Why are some brothers and sisters separated when they go into care? File on 4 hears from children and young people who have been forced to sever ties with their siblings.
When Sophia was growing up, she had an imaginary friend. It was only later she learned that the little girl she played with in her mind was not imaginary at all, but a distant memory of an older sister.
The two had been separated when they were in care, and contact between them was soon lost.
It might sound like a Dickensian tale of misery, but it’s not rare for siblings to be forced apart whilst in the UK’s care system.
In England alone, there are currently more than 78,000 children living in foster care or children’s homes.
Many have brothers and sisters, but keeping them together is difficult.
File on 4 hears from the children and young people who have been split up, and hear how it has affected the rest of their lives.
When they can’t be placed together, experts agree that robust plans should be put in place to maintain contact between them.
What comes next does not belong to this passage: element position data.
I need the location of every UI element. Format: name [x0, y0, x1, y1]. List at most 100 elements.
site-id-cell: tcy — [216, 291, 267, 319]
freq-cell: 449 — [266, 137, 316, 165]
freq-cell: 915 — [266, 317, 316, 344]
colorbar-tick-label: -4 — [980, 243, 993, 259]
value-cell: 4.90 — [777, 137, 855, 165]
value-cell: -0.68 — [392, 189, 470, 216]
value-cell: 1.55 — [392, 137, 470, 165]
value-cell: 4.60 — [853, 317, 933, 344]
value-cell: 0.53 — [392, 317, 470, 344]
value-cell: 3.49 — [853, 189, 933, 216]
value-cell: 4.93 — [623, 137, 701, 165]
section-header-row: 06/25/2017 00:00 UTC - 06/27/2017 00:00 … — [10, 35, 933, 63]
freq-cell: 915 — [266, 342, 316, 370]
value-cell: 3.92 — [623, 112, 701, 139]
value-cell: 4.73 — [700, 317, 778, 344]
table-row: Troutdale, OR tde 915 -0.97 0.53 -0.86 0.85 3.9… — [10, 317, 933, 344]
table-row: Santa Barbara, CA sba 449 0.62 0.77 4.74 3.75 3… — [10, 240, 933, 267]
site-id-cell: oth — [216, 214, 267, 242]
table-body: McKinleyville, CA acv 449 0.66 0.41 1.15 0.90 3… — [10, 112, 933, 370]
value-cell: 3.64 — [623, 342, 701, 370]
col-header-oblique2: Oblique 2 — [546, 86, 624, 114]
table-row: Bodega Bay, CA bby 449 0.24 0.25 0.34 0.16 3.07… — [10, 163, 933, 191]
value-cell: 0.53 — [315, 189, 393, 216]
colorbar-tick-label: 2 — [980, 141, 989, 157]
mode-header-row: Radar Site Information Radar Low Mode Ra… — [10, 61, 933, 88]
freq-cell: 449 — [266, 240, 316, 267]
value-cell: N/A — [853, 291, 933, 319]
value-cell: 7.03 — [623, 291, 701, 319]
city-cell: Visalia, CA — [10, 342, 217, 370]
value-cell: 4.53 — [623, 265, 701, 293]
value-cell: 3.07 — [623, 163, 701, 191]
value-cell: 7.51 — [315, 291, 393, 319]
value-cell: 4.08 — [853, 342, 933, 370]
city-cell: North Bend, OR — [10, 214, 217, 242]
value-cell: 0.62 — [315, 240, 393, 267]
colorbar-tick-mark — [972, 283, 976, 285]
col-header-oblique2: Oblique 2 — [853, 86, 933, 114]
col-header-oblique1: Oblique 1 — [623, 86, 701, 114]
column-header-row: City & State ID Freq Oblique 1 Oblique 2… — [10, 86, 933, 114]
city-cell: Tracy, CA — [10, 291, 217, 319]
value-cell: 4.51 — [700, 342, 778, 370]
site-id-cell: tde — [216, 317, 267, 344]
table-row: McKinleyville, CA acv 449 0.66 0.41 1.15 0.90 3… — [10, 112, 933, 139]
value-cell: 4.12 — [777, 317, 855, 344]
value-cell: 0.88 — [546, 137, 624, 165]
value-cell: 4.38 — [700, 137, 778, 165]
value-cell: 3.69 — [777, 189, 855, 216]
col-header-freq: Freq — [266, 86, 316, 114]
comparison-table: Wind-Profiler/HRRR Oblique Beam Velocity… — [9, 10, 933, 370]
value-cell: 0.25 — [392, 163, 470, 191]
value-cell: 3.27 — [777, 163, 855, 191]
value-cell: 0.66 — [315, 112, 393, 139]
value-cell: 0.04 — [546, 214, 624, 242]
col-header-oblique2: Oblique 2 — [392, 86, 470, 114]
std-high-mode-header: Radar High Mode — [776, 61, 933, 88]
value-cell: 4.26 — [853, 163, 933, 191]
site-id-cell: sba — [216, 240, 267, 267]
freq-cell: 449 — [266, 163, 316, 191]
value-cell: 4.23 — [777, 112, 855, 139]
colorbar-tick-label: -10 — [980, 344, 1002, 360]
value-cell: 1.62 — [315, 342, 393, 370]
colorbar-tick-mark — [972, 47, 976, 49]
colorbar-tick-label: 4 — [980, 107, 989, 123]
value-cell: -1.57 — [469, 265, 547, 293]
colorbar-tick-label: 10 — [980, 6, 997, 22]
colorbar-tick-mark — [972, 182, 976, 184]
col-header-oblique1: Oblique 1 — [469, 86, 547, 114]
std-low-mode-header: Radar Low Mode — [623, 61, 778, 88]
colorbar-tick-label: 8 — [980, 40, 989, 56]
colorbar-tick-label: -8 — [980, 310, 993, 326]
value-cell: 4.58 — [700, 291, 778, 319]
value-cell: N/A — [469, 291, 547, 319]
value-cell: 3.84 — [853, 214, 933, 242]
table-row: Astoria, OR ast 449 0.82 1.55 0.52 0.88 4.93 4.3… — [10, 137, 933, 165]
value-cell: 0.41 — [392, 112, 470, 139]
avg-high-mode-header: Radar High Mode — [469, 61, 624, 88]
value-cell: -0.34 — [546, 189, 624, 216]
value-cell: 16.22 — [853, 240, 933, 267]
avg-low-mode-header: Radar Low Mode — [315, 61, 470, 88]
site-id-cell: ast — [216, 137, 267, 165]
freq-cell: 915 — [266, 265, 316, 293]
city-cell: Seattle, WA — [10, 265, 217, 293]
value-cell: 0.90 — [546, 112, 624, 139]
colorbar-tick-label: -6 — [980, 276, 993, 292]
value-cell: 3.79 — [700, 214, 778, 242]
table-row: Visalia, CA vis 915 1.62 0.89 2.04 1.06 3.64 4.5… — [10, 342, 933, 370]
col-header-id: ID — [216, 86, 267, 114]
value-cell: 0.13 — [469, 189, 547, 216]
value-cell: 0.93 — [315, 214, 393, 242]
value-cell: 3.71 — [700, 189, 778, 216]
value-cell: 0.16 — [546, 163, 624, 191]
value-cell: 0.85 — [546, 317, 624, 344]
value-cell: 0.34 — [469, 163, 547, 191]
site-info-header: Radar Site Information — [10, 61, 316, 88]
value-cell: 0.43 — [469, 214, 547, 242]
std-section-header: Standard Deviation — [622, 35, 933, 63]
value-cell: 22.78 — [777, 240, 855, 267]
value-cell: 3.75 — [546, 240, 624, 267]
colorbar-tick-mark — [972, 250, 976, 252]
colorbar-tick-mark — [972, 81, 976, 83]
So why is it not happening?
If one child goes on to be adopted, maintaining contact with their brothers and sisters is far from straight forward.
And for the families who do adopt sibling groups, there’s concern that they’re not getting the right help to support those relationships.
Some experts argue that keeping siblings together shouldn’t always be the default intervention.
For some, placing them apart might be in their best interests but are the views of children always being taken into account when these decisions are being made and is the importance of sibling relationships sometimes being overlooked?